Of course, it is this very internal conflict that makes The Godfather a masterwork, and not a mindless litany of violence. Without the struggle between Michael’s dual life as a mobster and an Ivy-Leaguer-army hero, there wouldn’t be a great deal of dramatic content. By the end of the film, you’re left wondering about the nature of his transformation: has Michael undergone metamorphosis or apotheosis? Is he now victor or a victim?
While Bach’s “Little” prelude ends in the same key as it started, the journey has arguably been frought. Such is the intensity of the dissonance at the piece’s closing that the D major chord can be heard more as a sigh of relief than an herald of victory. There’s no doubt that there’s a sense of finality, but knowing how to feel about it is thrown into flux by a musical device called the Picardy third. By raising the middle note of a chord to make it more joyful in a place where one might expect it to be mournful or pained, the Picardy third thrives on the ambiguity of a single note on a staff. By simply placing a sharp sign in front of it, an F is no longer just an F, but a question.
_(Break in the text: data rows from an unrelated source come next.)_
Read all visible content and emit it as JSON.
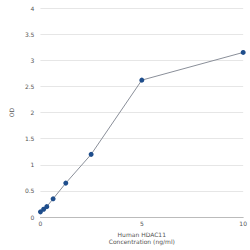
{
  "chart_data": {
    "type": "line",
    "x_label": "Human HDAC11\nConcentration (ng/ml)",
    "y_label": "OD",
    "x": [
      0,
      0.156,
      0.312,
      0.625,
      1.25,
      2.5,
      5,
      10
    ],
    "values": [
      0.1,
      0.15,
      0.2,
      0.35,
      0.65,
      1.2,
      2.62,
      3.15
    ],
    "color": "#1f4e8c",
    "marker": "circle",
    "xlim": [
      0,
      10
    ],
    "xticks": [
      0,
      5,
      10
    ],
    "ylim": [
      0,
      4
    ],
    "yticks": [
      0,
      0.5,
      1,
      1.5,
      2,
      2.5,
      3,
      3.5,
      4
    ],
    "grid": true
  }
}
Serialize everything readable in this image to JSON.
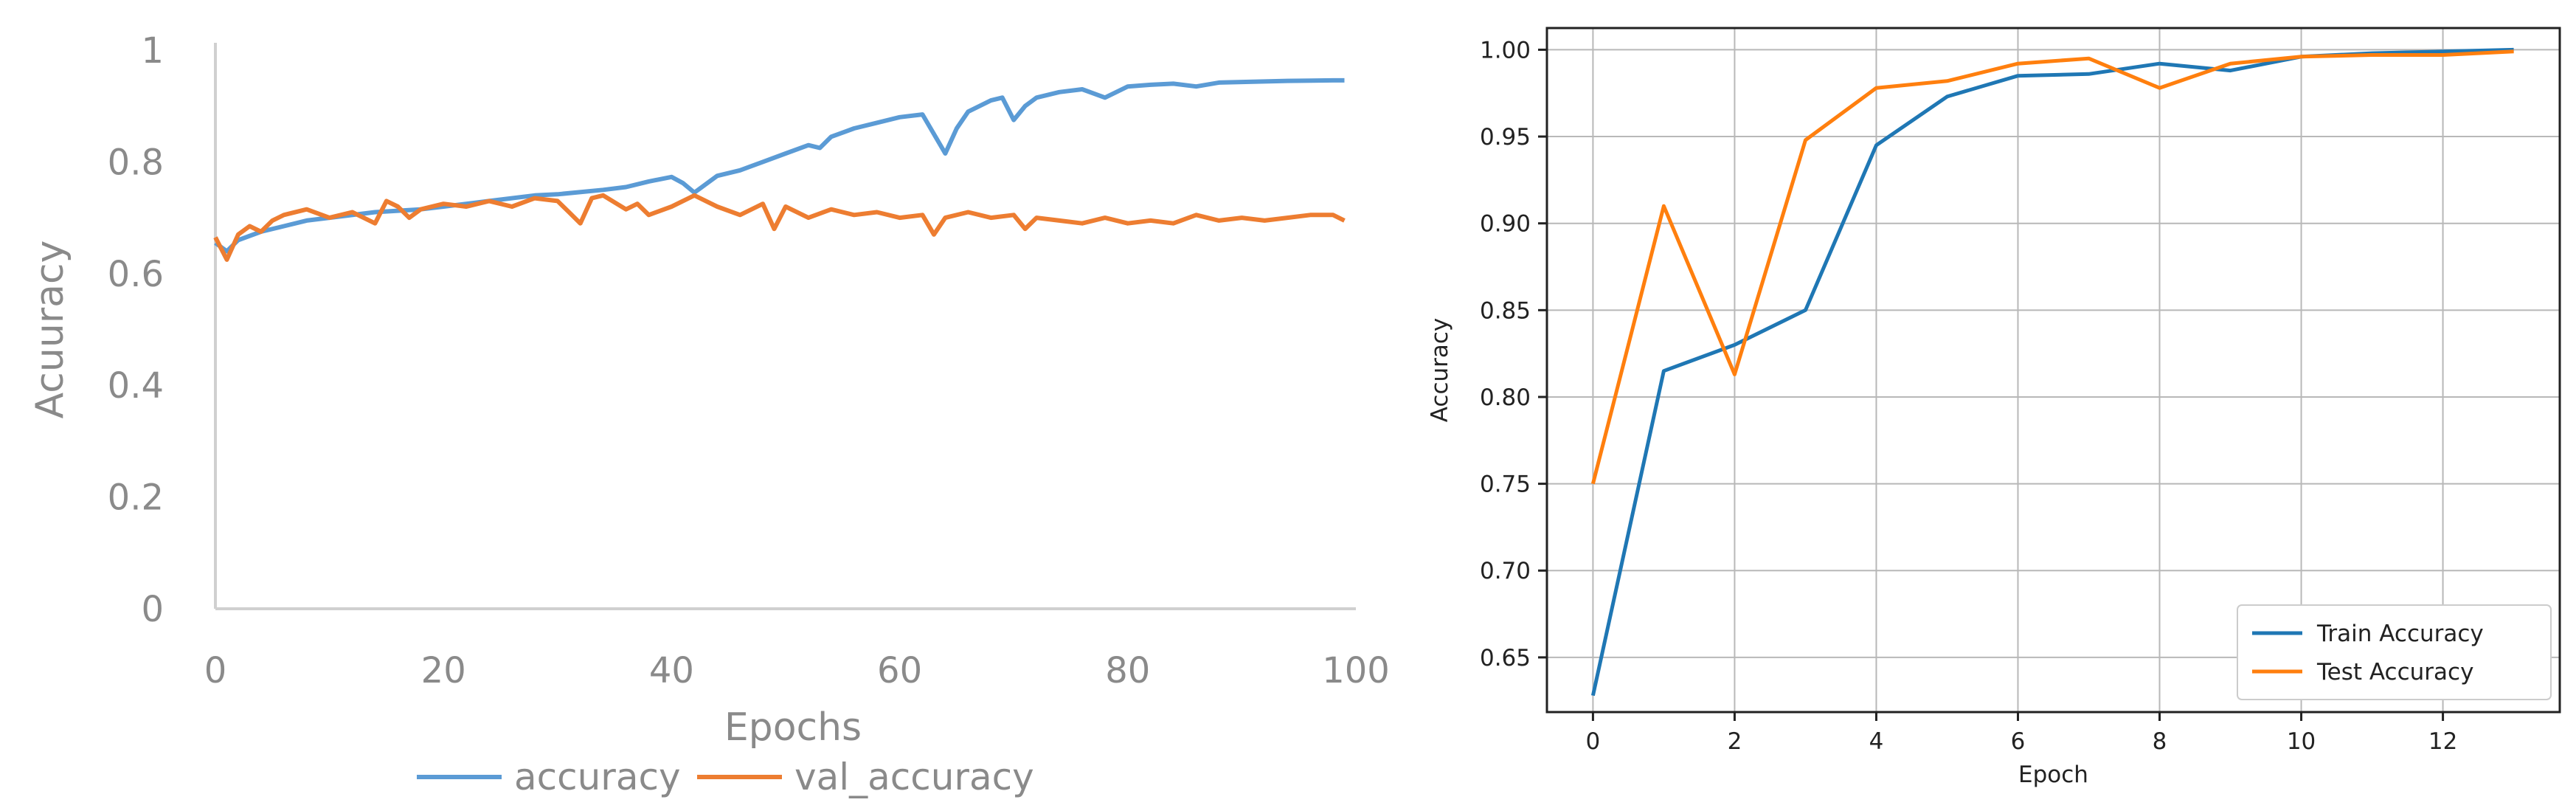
{
  "chart_data": [
    {
      "type": "line",
      "xlabel": "Epochs",
      "ylabel": "Acuuracy",
      "xlim": [
        0,
        100
      ],
      "ylim": [
        0,
        1
      ],
      "xticks": [
        "0",
        "20",
        "40",
        "60",
        "80",
        "100"
      ],
      "yticks": [
        "0",
        "0.2",
        "0.4",
        "0.6",
        "0.8",
        "1"
      ],
      "grid": false,
      "legend_position": "bottom",
      "series": [
        {
          "name": "accuracy",
          "color": "#5b9bd5",
          "x": [
            0,
            1,
            2,
            4,
            6,
            8,
            10,
            14,
            18,
            20,
            24,
            28,
            30,
            34,
            36,
            38,
            40,
            41,
            42,
            44,
            46,
            48,
            50,
            52,
            53,
            54,
            56,
            58,
            60,
            62,
            63,
            64,
            65,
            66,
            68,
            69,
            70,
            71,
            72,
            74,
            76,
            78,
            80,
            82,
            84,
            86,
            88,
            90,
            94,
            98,
            99
          ],
          "y": [
            0.655,
            0.64,
            0.66,
            0.675,
            0.685,
            0.695,
            0.7,
            0.71,
            0.715,
            0.72,
            0.73,
            0.74,
            0.742,
            0.75,
            0.755,
            0.765,
            0.773,
            0.762,
            0.745,
            0.775,
            0.785,
            0.8,
            0.815,
            0.83,
            0.825,
            0.845,
            0.86,
            0.87,
            0.88,
            0.885,
            0.85,
            0.815,
            0.86,
            0.89,
            0.91,
            0.915,
            0.875,
            0.9,
            0.915,
            0.925,
            0.93,
            0.915,
            0.935,
            0.938,
            0.94,
            0.935,
            0.942,
            0.943,
            0.945,
            0.946,
            0.946
          ]
        },
        {
          "name": "val_accuracy",
          "color": "#ed7d31",
          "x": [
            0,
            1,
            2,
            3,
            4,
            5,
            6,
            8,
            10,
            12,
            14,
            15,
            16,
            17,
            18,
            20,
            22,
            24,
            26,
            28,
            30,
            31,
            32,
            33,
            34,
            36,
            37,
            38,
            40,
            42,
            44,
            46,
            48,
            49,
            50,
            52,
            54,
            56,
            58,
            60,
            62,
            63,
            64,
            66,
            68,
            70,
            71,
            72,
            74,
            76,
            78,
            80,
            82,
            84,
            86,
            88,
            90,
            92,
            94,
            96,
            98,
            99
          ],
          "y": [
            0.665,
            0.625,
            0.67,
            0.685,
            0.675,
            0.695,
            0.705,
            0.715,
            0.7,
            0.71,
            0.69,
            0.73,
            0.72,
            0.7,
            0.715,
            0.725,
            0.72,
            0.73,
            0.72,
            0.735,
            0.73,
            0.71,
            0.69,
            0.735,
            0.74,
            0.715,
            0.725,
            0.705,
            0.72,
            0.74,
            0.72,
            0.705,
            0.725,
            0.68,
            0.72,
            0.7,
            0.715,
            0.705,
            0.71,
            0.7,
            0.705,
            0.67,
            0.7,
            0.71,
            0.7,
            0.705,
            0.68,
            0.7,
            0.695,
            0.69,
            0.7,
            0.69,
            0.695,
            0.69,
            0.705,
            0.695,
            0.7,
            0.695,
            0.7,
            0.705,
            0.705,
            0.695
          ]
        }
      ]
    },
    {
      "type": "line",
      "xlabel": "Epoch",
      "ylabel": "Accuracy",
      "xlim": [
        -0.65,
        13.65
      ],
      "ylim": [
        0.6185,
        1.0125
      ],
      "xticks": [
        "0",
        "2",
        "4",
        "6",
        "8",
        "10",
        "12"
      ],
      "yticks": [
        "0.65",
        "0.70",
        "0.75",
        "0.80",
        "0.85",
        "0.90",
        "0.95",
        "1.00"
      ],
      "grid": true,
      "legend_position": "bottom-right",
      "series": [
        {
          "name": "Train Accuracy",
          "color": "#1f77b4",
          "x": [
            0,
            1,
            2,
            3,
            4,
            5,
            6,
            7,
            8,
            9,
            10,
            11,
            12,
            13
          ],
          "y": [
            0.628,
            0.815,
            0.83,
            0.85,
            0.945,
            0.973,
            0.985,
            0.986,
            0.992,
            0.988,
            0.996,
            0.998,
            0.999,
            1.0
          ]
        },
        {
          "name": "Test Accuracy",
          "color": "#ff7f0e",
          "x": [
            0,
            1,
            2,
            3,
            4,
            5,
            6,
            7,
            8,
            9,
            10,
            11,
            12,
            13
          ],
          "y": [
            0.75,
            0.91,
            0.813,
            0.948,
            0.978,
            0.982,
            0.992,
            0.995,
            0.978,
            0.992,
            0.996,
            0.997,
            0.997,
            0.999
          ]
        }
      ]
    }
  ]
}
Mired in the Byzantine chaos that is Thomas Pynchon’s Against the Daysits perhaps one of the best metaphorical descriptions of the effect of the Picardy third on the soul. As the protagonist Lew sits in Chicago, listening to the songs of a group of populist-era radicals, he remembers the lines:
Love never spared a sinner,
Hate never cured a saint,
Soon is the night of reckoning,
Then let no heart be faint.
“. . . moving from the minor mode it had been throughout into the major, ending with a Picardy third cadence that, if it did break Lew’s heart exactly, did leave a fine crack that in time would prove unmendable. . . Here, they were expressing the most subversive thoughts, as ordinary folks might discuss crops, or last night’s ball game. Lew understood that this business would not end with him walking out the door tonight and on to some next assignment.”
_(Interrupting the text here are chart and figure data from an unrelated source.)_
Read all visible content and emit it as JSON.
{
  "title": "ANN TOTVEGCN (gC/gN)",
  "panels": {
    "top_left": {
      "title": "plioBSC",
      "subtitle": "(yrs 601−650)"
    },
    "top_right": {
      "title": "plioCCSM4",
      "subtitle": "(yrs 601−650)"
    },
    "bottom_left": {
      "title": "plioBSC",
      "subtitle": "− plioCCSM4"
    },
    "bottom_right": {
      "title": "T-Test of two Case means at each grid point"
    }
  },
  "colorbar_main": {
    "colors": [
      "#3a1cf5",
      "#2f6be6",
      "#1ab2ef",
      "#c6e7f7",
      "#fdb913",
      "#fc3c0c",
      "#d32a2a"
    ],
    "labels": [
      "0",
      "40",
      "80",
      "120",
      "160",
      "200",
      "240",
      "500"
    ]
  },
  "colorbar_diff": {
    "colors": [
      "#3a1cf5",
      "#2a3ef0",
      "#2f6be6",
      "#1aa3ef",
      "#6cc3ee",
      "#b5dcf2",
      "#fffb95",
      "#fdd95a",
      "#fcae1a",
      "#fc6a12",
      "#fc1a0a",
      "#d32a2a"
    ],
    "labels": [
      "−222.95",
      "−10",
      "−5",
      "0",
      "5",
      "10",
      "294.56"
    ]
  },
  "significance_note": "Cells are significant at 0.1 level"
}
As Mario Puzo’s own protagonist comes to terms with what he has wrought, he lies to his WASP-y wife about whether or not he has murdered not only four mob bosses, but his own brother-in-law, leaving his newly baptized godchild an orphan. He lies with ease, so as to spare his family anymore pain than he has already been wrought. The ghost of Sonny Corleone’s temper and Vito Corleone’s cautiousness remain so ever-present, that clearing up the family’s collateral damage is the only option for allowing the family to move on, to mourn, to grieve.
The Picardy third in a way is a small lie, a way of tying up something cluttered with tension, ultimately giving it a false sense of finality. In writing on Joni Mitchell’s music, James Bennighof might have been the most damning about the effect of this ancient musical device: “Replacing an expected final minor chord with a major chord in this way is a centuries-old technique, first dubbed a ‘Picardy third’ in print by Jean-Jacques Rousseau in 1797 … to express [the idea that] hopefulness might seem unremarkable, or even clichéd.” It’s a sweep under the rug; a sudden, cheap emotional machination.
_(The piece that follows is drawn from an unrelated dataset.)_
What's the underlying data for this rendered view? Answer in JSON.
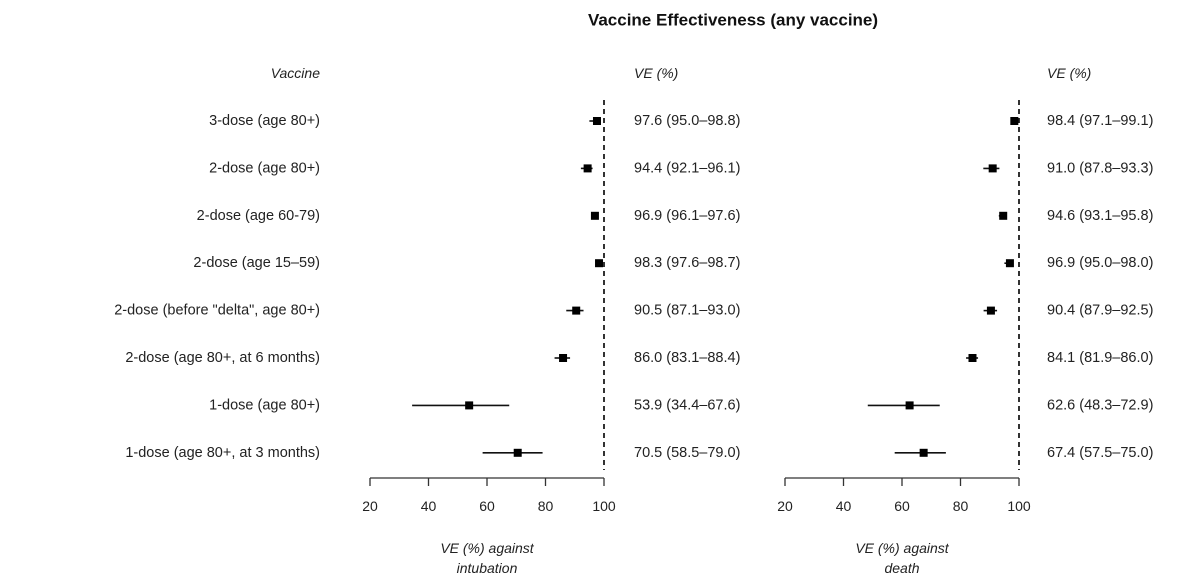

As with any story, what comes after alters the context or narrative. For Puzo, Michael’s Picardy third is prescient of the Corleone’s eventual inability to overcome their violent inheritance. Pynchon’s protagonist continually witnesses the changing 20th century through a lens of heartbreak. With Bach, however, there is hope. There is a fugue: a difficult, lengthy, yet ultimately joyous reconciliation of all of the prelude’s angst and complexity. But whatever the outcome, the Picardy third is a reminder that life’s baptisms of fire – ultimately periods of discomfort and stress – are ultimately short-lived. What comes next is what really matters.